Quick to learn, eager to participate in training sessions and with enthusiasm to spare, the Jack Chi gets an A+ for potential. Despite this, these dogs can be tricky to train as they are notoriously stubborn and can display hyperactivity. They can become distracted and need lots and lots of positive reinforcement to maintain their interest.

Owners should not assume that the Jack Chi will simply ‘settle into a routine over time’ as this is often not the case and without firm training they can be difficult to live with. They need consistent training and clear-cut rules that are followed by all family members.


As there are well-documented health conditions that can affect both parent breeds, breeders should use the appropriate breeding schemes (as they would when breeding pedigrees) to avoid a high incidence of any particular genetic disease within the Jack Chi population.

Patellar Luxation

Many small dogs are prone to a condition known as patellar luxation, whereby the kneecap pops out of the correct position. This can cause some dogs a great deal of pain and distress, while others seem completely unaffected by it. A vet exam can usually diagnose the condition and X-rays are generally advised. For some, a surgical procedure to correct the defect is the best way forward.

Mitral Valve Disease (MVD)

MVD is a condition affecting the mitral valve (the valve that separates the left atrium and ventricle within the heart) causing improper blood flow and an audible heart murmur. Initially, dogs may not show any signs of being affected but over time they can develop a cough and struggle to keep up with their regular exercise. Medication is available to manage this condition, though there is no cure.

Tracheal Collapse

Dogs with tracheal collapse tend to experience symptoms that worsen with time. The windpipe is flattened due to weakened cartilage, restricting airflow and resulting in a chronic, dry cough. As the symptoms are not specific, tests, such as chest X-rays, will need to be undertaken to confirm the diagnosis.

Medication can help to relieve the coughing and any dog with a collapsed trachea should be maintained at a lean body condition and should not be walked using a neck collar. For some, a specialised surgery will offer the best prognosis.

Periodontal Disease

Those with smaller mouths are more prone to periodontal disease as they can have overcrowding of their teeth. It is also often the case that smaller dogs are ‘fussier’ eaters and are typically given a soft, wet diet, which can lead to calculus build-up.

Periodontal disease can be prevented by regular tooth brushing and the use of products that break down plaque (such as powders and gels). Many dogs will benefit from a veterinary dental cleaning or two (or three!) during their lives, to keep on top of things.
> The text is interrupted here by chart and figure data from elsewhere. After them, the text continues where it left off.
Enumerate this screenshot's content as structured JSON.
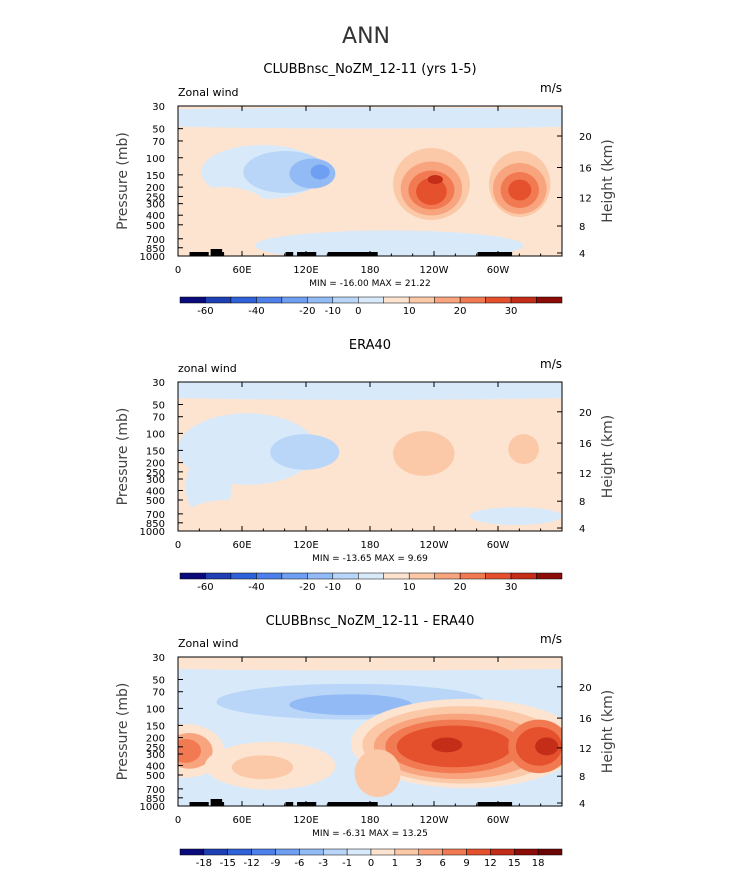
{
  "main_title": "ANN",
  "chart_data": [
    {
      "type": "contour",
      "title": "CLUBBnsc_NoZM_12-11 (yrs 1-5)",
      "left_label": "Zonal wind",
      "right_label": "m/s",
      "ylabel": "Pressure (mb)",
      "y2label": "Height (km)",
      "pressure_ticks": [
        "30",
        "50",
        "70",
        "100",
        "150",
        "200",
        "250",
        "300",
        "400",
        "500",
        "700",
        "850",
        "1000"
      ],
      "height_ticks": [
        "20",
        "16",
        "12",
        "8",
        "4"
      ],
      "lon_ticks": [
        "0",
        "60E",
        "120E",
        "180",
        "120W",
        "60W"
      ],
      "stats": "MIN = -16.00   MAX =  21.22",
      "colorbar_labels": [
        "-60",
        "-40",
        "-20",
        "-10",
        "0",
        "10",
        "20",
        "30"
      ],
      "min": -16.0,
      "max": 21.22
    },
    {
      "type": "contour",
      "title": "ERA40",
      "left_label": "zonal wind",
      "right_label": "m/s",
      "ylabel": "Pressure (mb)",
      "y2label": "Height (km)",
      "pressure_ticks": [
        "30",
        "50",
        "70",
        "100",
        "150",
        "200",
        "250",
        "300",
        "400",
        "500",
        "700",
        "850",
        "1000"
      ],
      "height_ticks": [
        "20",
        "16",
        "12",
        "8",
        "4"
      ],
      "lon_ticks": [
        "0",
        "60E",
        "120E",
        "180",
        "120W",
        "60W"
      ],
      "stats": "MIN = -13.65   MAX =   9.69",
      "colorbar_labels": [
        "-60",
        "-40",
        "-20",
        "-10",
        "0",
        "10",
        "20",
        "30"
      ],
      "min": -13.65,
      "max": 9.69
    },
    {
      "type": "contour",
      "title": "CLUBBnsc_NoZM_12-11 - ERA40",
      "left_label": "Zonal wind",
      "right_label": "m/s",
      "ylabel": "Pressure (mb)",
      "y2label": "Height (km)",
      "pressure_ticks": [
        "30",
        "50",
        "70",
        "100",
        "150",
        "200",
        "250",
        "300",
        "400",
        "500",
        "700",
        "850",
        "1000"
      ],
      "height_ticks": [
        "20",
        "16",
        "12",
        "8",
        "4"
      ],
      "lon_ticks": [
        "0",
        "60E",
        "120E",
        "180",
        "120W",
        "60W"
      ],
      "stats": "MIN =  -6.31   MAX =  13.25",
      "colorbar_labels": [
        "-18",
        "-15",
        "-12",
        "-9",
        "-6",
        "-3",
        "-1",
        "0",
        "1",
        "3",
        "6",
        "9",
        "12",
        "15",
        "18"
      ],
      "min": -6.31,
      "max": 13.25
    }
  ],
  "colors": {
    "neg": [
      "#0a0a7a",
      "#1f3fb5",
      "#2f62d8",
      "#4d80ea",
      "#6f9ff2",
      "#92bbf6",
      "#b9d6f8",
      "#d8e9fa"
    ],
    "pos": [
      "#fde4d0",
      "#fbc9a8",
      "#f8a47e",
      "#f27a52",
      "#e5512d",
      "#c42d17",
      "#8c0c08"
    ]
  }
}
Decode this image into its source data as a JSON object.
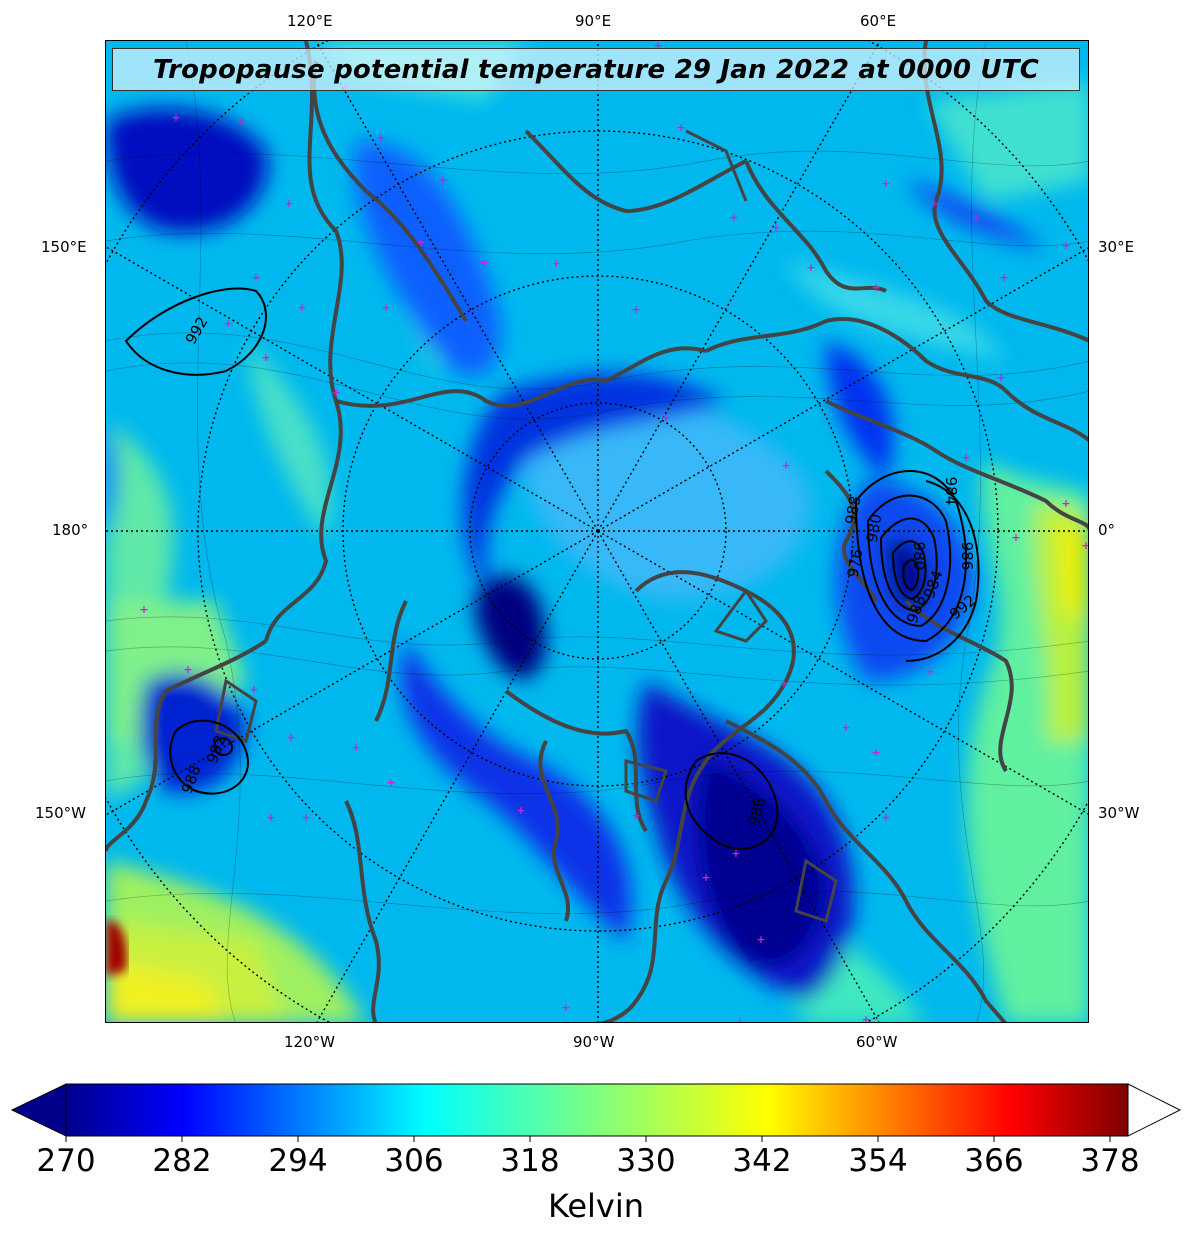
{
  "title": "Tropopause potential temperature 29 Jan 2022 at 0000 UTC",
  "lon_labels": {
    "top": [
      "120°E",
      "90°E",
      "60°E"
    ],
    "bottom": [
      "120°W",
      "90°W",
      "60°W"
    ],
    "left": [
      "150°E",
      "180°",
      "150°W"
    ],
    "right": [
      "30°E",
      "0°",
      "30°W"
    ]
  },
  "pressure_contours": [
    "992",
    "988",
    "984",
    "980",
    "976",
    "980",
    "986",
    "984",
    "988",
    "992",
    "988",
    "992",
    "986"
  ],
  "colorbar": {
    "ticks": [
      "270",
      "282",
      "294",
      "306",
      "318",
      "330",
      "342",
      "354",
      "366",
      "378"
    ],
    "label": "Kelvin",
    "range": [
      270,
      381
    ],
    "colormap": "jet",
    "extend": "both"
  },
  "colors": {
    "marker": "#d020d0",
    "coastline": "#444444",
    "low_cold": "#00008b",
    "warm": "#e8f000"
  }
}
Exercise and Activity Levels

Active little critters, Jack Chis have bundles of energy and it should not be assumed that because they’re small they do not need long walks. As well as a couple of nice, varied hikes each day, they should be included in lots of fun games. They enjoy using their nose in scent games and relish the opportunity to use their brain and solve food puzzle toys.


For most, grooming consists of being brushed once or twice a week. They should have their ears checked and cleaned as needed and, in an ideal world, would have their teeth brushed at least every other day.